As floods threaten the country, children whose schools are designated as camps for the displaced face additional problems. Their education, already compromised by the lockdowns, is in danger of being set back yet again.
Save the Children International (SCI) has a strong record of emergency relief in its 45 years in the country. The organisation has, in recent years, provided relief during the flooding in Kolonnawa and Kaduwela in the Colombo district in 2016, landslides in Kegalle in the same year, flooding in the South, Galle and Matara, in 2018, as well as in the North in 2019. SCI also provided emergency and long term relief during the 2019 drought, and, this year, emergency response for the COVID19 epidemic.
SCI especially focuses on the protection of children, their ability to continue learning, psycho-social wellbeing and access to health and nutrition. SCI interventions are implemented in strong collaboration with the Government of Sri Lanka and other organizations. SCI strongly believes in the participation of the community, especially children, and that even during an emergency they are part of all interventions from beginning to end. We empower people to hold us accountable through our processes of participation, consultation, information sharing and feedback.
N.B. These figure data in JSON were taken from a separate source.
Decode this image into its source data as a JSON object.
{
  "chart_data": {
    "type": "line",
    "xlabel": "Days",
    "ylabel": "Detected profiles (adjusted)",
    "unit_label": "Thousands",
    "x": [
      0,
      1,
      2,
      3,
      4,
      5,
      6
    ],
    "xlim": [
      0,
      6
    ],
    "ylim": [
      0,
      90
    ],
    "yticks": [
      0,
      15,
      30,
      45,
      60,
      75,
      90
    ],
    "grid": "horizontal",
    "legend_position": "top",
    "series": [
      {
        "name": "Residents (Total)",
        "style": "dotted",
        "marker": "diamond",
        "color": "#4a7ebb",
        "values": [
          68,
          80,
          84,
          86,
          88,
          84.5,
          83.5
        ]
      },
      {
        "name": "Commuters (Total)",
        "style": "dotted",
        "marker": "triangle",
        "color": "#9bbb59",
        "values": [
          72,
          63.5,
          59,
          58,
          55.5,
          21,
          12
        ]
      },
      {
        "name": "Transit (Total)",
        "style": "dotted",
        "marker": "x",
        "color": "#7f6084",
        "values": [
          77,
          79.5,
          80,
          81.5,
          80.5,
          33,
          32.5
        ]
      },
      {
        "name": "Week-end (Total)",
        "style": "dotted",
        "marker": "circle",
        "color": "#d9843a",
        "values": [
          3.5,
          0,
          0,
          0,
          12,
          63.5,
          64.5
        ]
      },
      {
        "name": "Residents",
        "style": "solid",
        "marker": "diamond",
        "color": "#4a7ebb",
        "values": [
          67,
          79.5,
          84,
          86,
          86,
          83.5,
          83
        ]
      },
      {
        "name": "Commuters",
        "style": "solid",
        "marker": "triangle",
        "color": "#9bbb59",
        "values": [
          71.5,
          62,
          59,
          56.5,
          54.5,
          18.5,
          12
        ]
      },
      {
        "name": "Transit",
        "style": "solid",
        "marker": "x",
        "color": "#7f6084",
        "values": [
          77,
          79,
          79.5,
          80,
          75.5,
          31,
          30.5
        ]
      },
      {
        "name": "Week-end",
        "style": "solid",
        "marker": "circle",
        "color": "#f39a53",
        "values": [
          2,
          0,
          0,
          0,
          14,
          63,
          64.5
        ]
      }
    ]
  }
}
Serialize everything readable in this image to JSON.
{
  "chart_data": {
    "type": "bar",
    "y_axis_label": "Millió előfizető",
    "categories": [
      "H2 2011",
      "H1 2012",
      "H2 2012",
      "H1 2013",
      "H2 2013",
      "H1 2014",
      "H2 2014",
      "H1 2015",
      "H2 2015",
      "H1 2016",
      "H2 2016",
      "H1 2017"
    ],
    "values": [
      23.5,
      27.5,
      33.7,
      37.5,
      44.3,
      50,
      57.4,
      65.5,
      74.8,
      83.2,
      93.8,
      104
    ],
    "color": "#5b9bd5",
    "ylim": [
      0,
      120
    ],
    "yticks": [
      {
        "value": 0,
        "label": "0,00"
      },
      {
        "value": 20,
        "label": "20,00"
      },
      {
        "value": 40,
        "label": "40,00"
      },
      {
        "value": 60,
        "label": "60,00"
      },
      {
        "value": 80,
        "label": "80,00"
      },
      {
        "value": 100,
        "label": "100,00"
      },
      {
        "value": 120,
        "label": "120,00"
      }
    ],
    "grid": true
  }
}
Sri Lanka’s repsonse to emergencies, while effective has been reactive rather than pro-active. SCI’s anticipatory flood response was planned to address this issue. When the DMC warned of heavy rains and potential flooding due to the monsoon, SCI stepped in to make sure that designated camps in Kaduwela and Kolonnawa were prepared for a possible influx of displaced families. They will also ensure that the threat of COVID19 spreading among the displaced is mitigated as far as is possible.
SCI had to make a special case to include the Colombo district in the programme. Julian Chellappah, National Director, Save the Children explained that, “it is a common belief that because Colombo is an urban area, its children do not suffer as much as their rural counterparts.” Chellappah pointed out that there was, in truth, a tremendous impact on children in Colombo owing to urban flooding.
Chellappah said SCI worked on anything that impacted on children including disasters. He said the organization always kept children at the center of its work and supported systems to ensure that children and their well-being were safe guarded.
SCI has begun anticipatory relief for 48 planned camps in schools and temples in Kolonnawa and Kaduwela taking the COVID19 situation into account. The assistance is based on historical data provided by the Ministry of Health (MOH) and the DMC. The response will cover an estimated 28,600 people in 2,098 households in the area, however SCI warns the numbers may rise.
SCI is partnering with World Vision, Oxfam and ACTED in the anticipatory relief which is funded by STARTFUND and Save the Children Australia.
SCI stepped in to support the MOE in providing 175 schools in the South and North of the country with WASH stations as 4.2 million children begin the return to school starting with fifth graders on July, 6. Washing hands being the first step in COVID19 prevention.
100 schools in the Elpitiya and Udugama educational zones of the Southern province, and 75 schools in the Kilinochchi and Thunakai zones of the Northern Province will receive the WASH stations benefitting approximately 17,500 children. SCI will provide 23 water tanks to schools in need of them – 22 in the South and one in the North.
The WASH stations are funded by Dubai Cares which also funds SCI’s Literacy Boost programme taking place in the same schools. SCI works with the MOE and the National Institute of Education (NIE) on these programmes.
The WASH station initiative is phase II of the project.
Literacy Boost is our signature early grade reading intervention which provides training to teachers, community volunteers and parents to help them improve knowledge, skills and practices that promote literacy.